Advertisement

firehouse pizza banner

Cheryl Hughes: Life in the Freezer

We went to Alabama on Friday of Thanksgiving week to see Garey’s mom, Aggie.  Her big freezer had gone out mid-week, and it fell to Garey’s sister, Charlotte, to get a new freezer and save what food she could.  Aggie even paid extra to have the old one hauled off, which is out of character for the Hughes bunch (there’s still an old one on my back sidewalk), and I’m so proud of Aggie for getting rid of the old appliance.

 

                Charlotte tossed what food she couldn’t save into five big bins in the basement floor—she had to get back to work—and Garey told her he and I would cart the stuff off to the dump when we got to Aggie’s on Friday.  We got there around noon, and Aggie told us instead of taking the stuff to the dump, she’d rather us just dump it out in the back field on the farm.  It’s a lot easier to do what Aggie says than to argue with her, so we loaded the ruined food into the back of the pickup and made our way down the bramble path between the trees and out into the terraced field behind her house.  Garey drove to the back of the field and backed the truck up near some sweet gum trees.  That’s where we began opening packages and freezer cups of berries, vegetables and meats, labeled with dates that told a family’s life story.

                Okra, 1981, the year my oldest daughter, Natalie, was born.  It would have been summer of that year when Aggie gathered and put up that okra, waiting for the birth of her first grandchild in October.

                Corn, 1985, the year my youngest daughter, Nikki, was born.  The corn would have been gathered and put up after Nikki was born in May.  I always helped Aggie with her corn, but I wouldn’t have that year, because I did very little traveling the first five months of Nikki’s life.  She had colic, and she screamed every time she had to ride in a car.

                Quail, 1990, the package slipped from my hands and the slimy carcass landed on my left tennis shoe.   “Gross!” I yelled, but as I stooped to pick it up, I remembered Garey’s dad, J.D., standing in the kitchen saying, “I skunked ole Sonny Boy.”  It would be one of the last times the two of them would hunt together, J.D. would be gone four years later from cancer.

                There were freezer cups of strawberries, picked from Aggie’s own berry patch.  I remember how she saved and saved money from the sale of those berries in order to buy herself a diamond ring, something she hinted to J.D. for years she’d love to have, but he didn’t or wouldn’t take the hint.  The strawberries splatted as they hit the ground, and soon began to draw yellow jackets, so we had to move swiftly.  I gave Garey a look of disapproval as he dumped a bag of corn, the ears still wrapped individually in aluminum foil. 

                “I figure if a squirrel can chew the hull off a nut, a piece of foil won’t give him any trouble,” he said.  (I hate when he uses common sense tactics on me.)

                We took all of the bags and containers back to the house, where we threw some in the trash and washed up what could be saved.  It made me sad for Aggie that she had lost all that food.

                People of Aggie’s generation worked so hard to raise and gather and preserve food.  Many of them did so because they had been hungry as children, and they never wanted to be that way again.  Abundance wasn’t something they had grown up with, so when it came their way, they sure weren’t going to waste it.  They learned how to can and freeze and salt cure everything they could, and they passed on those skills to my generation.

                I understand that many people of my generation and younger don’t see the necessity of learning how to grow and preserve their own food.  In this country, food is so readily accessible.  I still feel the importance of raising and preserving food for a couple of reasons.
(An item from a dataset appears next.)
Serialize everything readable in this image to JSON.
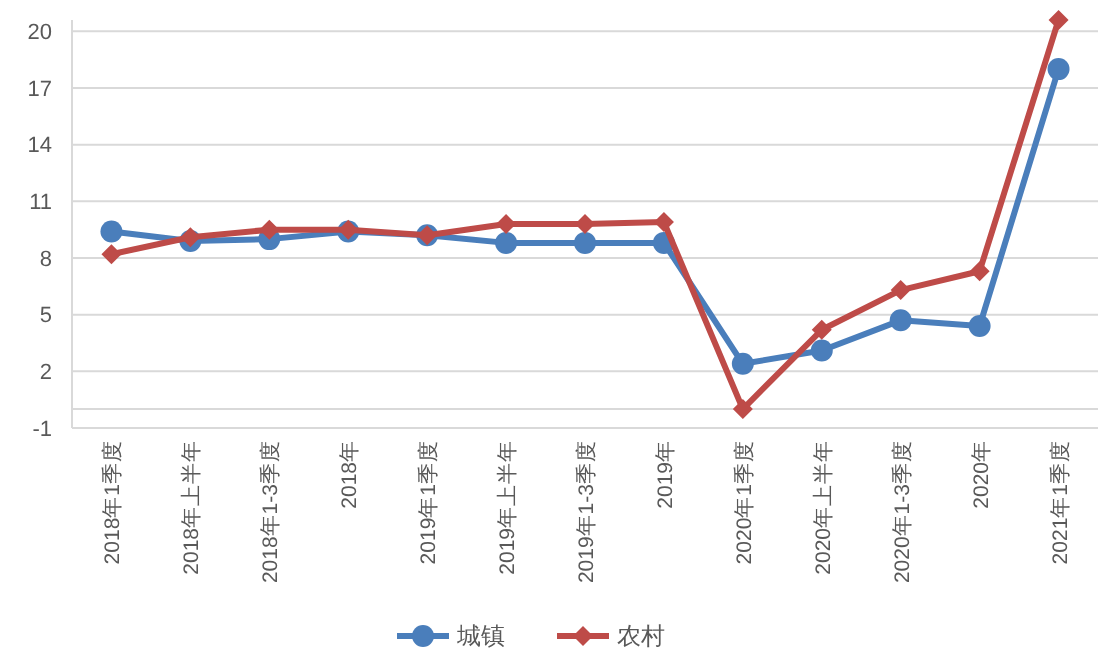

First, I am a student of history, and I know that countries rise and countries fall, but people will always need food.  If everything goes to hell in a hand basket around you, you can survive if you have food.  Second, I have seen over and over again the importance of working together as a family.  There is something about suffering and succeeding together that brings people closer.

                I am sad that Aggie lost all that food, but she didn’t lose the time she had with us as we helped her grow it and put it into that freezer.  Now, if I could get her to talk Garey into moving that old one off my back side walk, it would feel like a win-win situation all around.